À partir de la saison 2020-2021, l’Opéra national de Lorraine se dote avec le NOX (Nancy Opera Xperience) d’un laboratoire de création lyrique. Son but est de repenser le mode de production d’un opéra en invitant les artistes à travailler à long terme, dans un dialogue intime, en élaborant un spectacle en étroite connexion avec le territoire. Le résultat du NOX est une expérience que nous souhaitons partager avec le public. Pour sa première édition, nous sommes partis d’une question directe que nous avons posée aux habitants de Nancy : “Est-ce que vous êtes amoureux ?”
C’est un opéra qui parle d’amour.
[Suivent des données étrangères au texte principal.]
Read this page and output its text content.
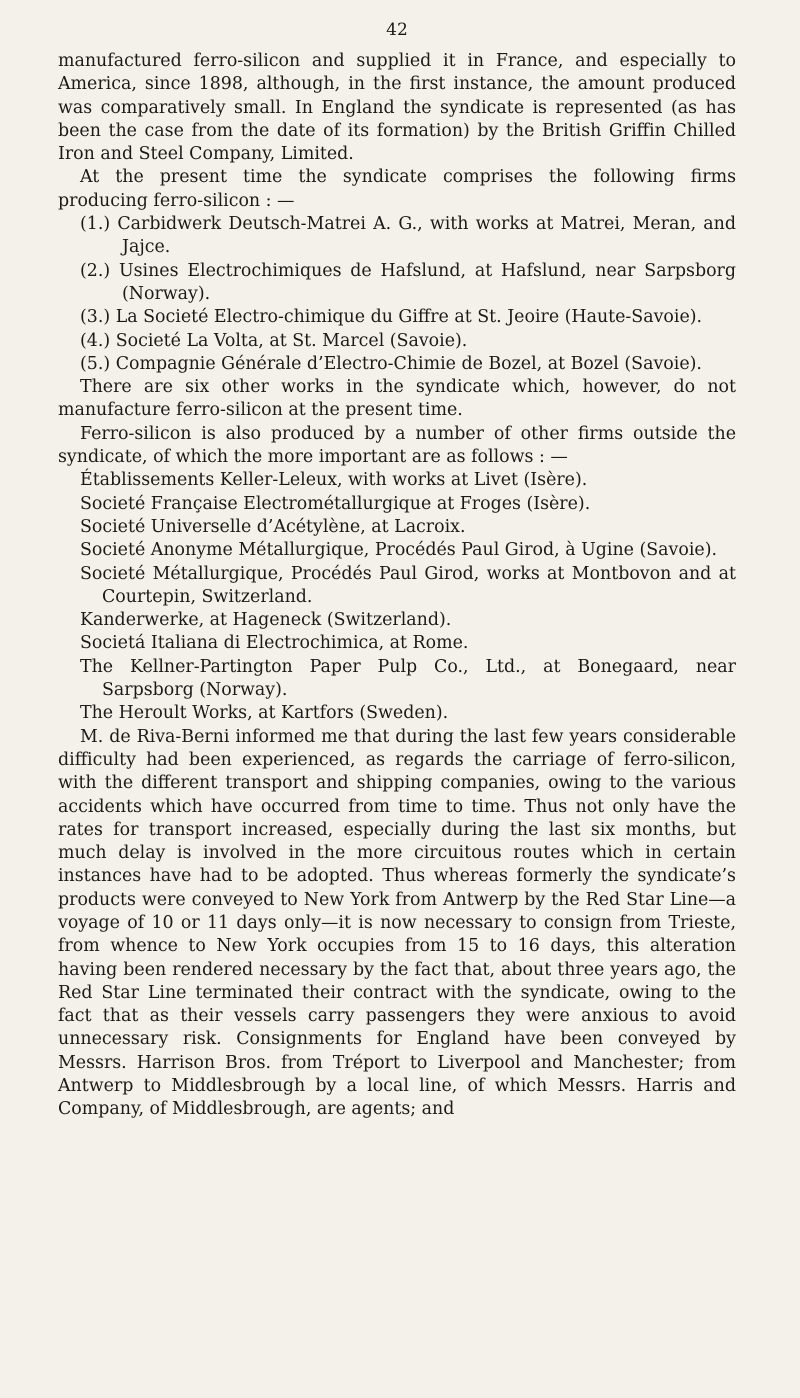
42

manufactured ferro-silicon and supplied it in France, and especially to America, since 1898, although, in the first instance, the amount produced was comparatively small. In England the syndicate is represented (as has been the case from the date of its formation) by the British Griffin Chilled Iron and Steel Company, Limited.

At the present time the syndicate comprises the following firms producing ferro-silicon : —

(1.) Carbidwerk Deutsch-Matrei A. G., with works at Matrei, Meran, and Jajce.

(2.) Usines Electrochimiques de Hafslund, at Hafslund, near Sarpsborg (Norway).

(3.) La Societé Electro-chimique du Giffre at St. Jeoire (Haute-Savoie).

(4.) Societé La Volta, at St. Marcel (Savoie).

(5.) Compagnie Générale d’Electro-Chimie de Bozel, at Bozel (Savoie).

There are six other works in the syndicate which, however, do not manufacture ferro-silicon at the present time.

Ferro-silicon is also produced by a number of other firms outside the syndicate, of which the more important are as follows : —

Établissements Keller-Leleux, with works at Livet (Isère).

Societé Française Electrométallurgique at Froges (Isère).

Societé Universelle d’Acétylène, at Lacroix.

Societé Anonyme Métallurgique, Procédés Paul Girod, à Ugine (Savoie).

Societé Métallurgique, Procédés Paul Girod, works at Montbovon and at Courtepin, Switzerland.

Kanderwerke, at Hageneck (Switzerland).

Societá Italiana di Electrochimica, at Rome.

The Kellner-Partington Paper Pulp Co., Ltd., at Bonegaard, near Sarpsborg (Norway).

The Heroult Works, at Kartfors (Sweden).

M. de Riva-Berni informed me that during the last few years considerable difficulty had been experienced, as regards the carriage of ferro-silicon, with the different transport and shipping companies, owing to the various accidents which have occurred from time to time. Thus not only have the rates for transport increased, especially during the last six months, but much delay is involved in the more circuitous routes which in certain instances have had to be adopted. Thus whereas formerly the syndicate’s products were conveyed to New York from Antwerp by the Red Star Line—a voyage of 10 or 11 days only—it is now necessary to consign from Trieste, from whence to New York occupies from 15 to 16 days, this alteration having been rendered necessary by the fact that, about three years ago, the Red Star Line terminated their contract with the syndicate, owing to the fact that as their vessels carry passengers they were anxious to avoid unnecessary risk. Consignments for England have been conveyed by Messrs. Harrison Bros. from Tréport to Liverpool and Manchester; from Antwerp to Middlesbrough by a local line, of which Messrs. Harris and Company, of Middlesbrough, are agents; and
Comme beaucoup d’opéras, direz-vous ? Sauf qu’il ne s’agit ni d’une comtesse et de son page, ni d’une cantatrice et d’un peintre, ni d’un séducteur aux mille et trois conquêtes, ni d’aucune autre de ces figures qui occupent habituellement la scène. Les histoires dont il est question ici mettent en jeu des anonymes qui ont pour seul point commun d’habiter la ville de Nancy.
De l’été 2019 à l’hiver 2020, la réalisatrice sonore Chloé Kobuta a arpenté Nancy, recueillant les récits drôles, tristes, tragiques, tendres, passionnés, banals ou extraordinaires de celles et ceux dont elle croisait le chemin : oiseaux de nuit qui hantent les rues de la Vieille-Ville, octogénaires dansant au parc de la Pépinière, chauffeur de taxi naviguant sur les boulevards, vieille dame qui fait ses courses au supermarché ou jeune mère promenant son enfant… Tous se sont confiés à celle qui se qualifie, selon ses propres mots, d’ « ébruiteuse d’histoires ».
Le compositeur Paul Brody a fait de la voix parlée son terrain de jeu. Il s’intéresse à la musique invisible qui se cache sous chacune de nos phrases : cette mélodie intime qui révèle notre état émotionnel, nos origines, nos voyages passés ou notre histoire familiale. Il collabore pour cette création avec les metteurs en scène David Marton et Kevin Barz, dont le travail original s’enracine dans une lecture profonde de la musique.
Un orchestre mobile à géométrie variable accompagne ces histoires qui se jouent aussi bien sur la scène ou le parvis, dans la grande salle, le foyer, les couloirs ou les cages d'escalier du bâtiment. Le spectateur en mouvement est invité à se faire tour à tour témoin, confident ou voyeur des drames secrets de ses semblables. L’opéra devient alors, le temps d’une soirée, pareil à ces places publiques ou stations de métro bondées aux heures de pointe : ces lieux de notre mythologie urbaine où se croisent, chaque jour, sans le savoir, des milliers de destins.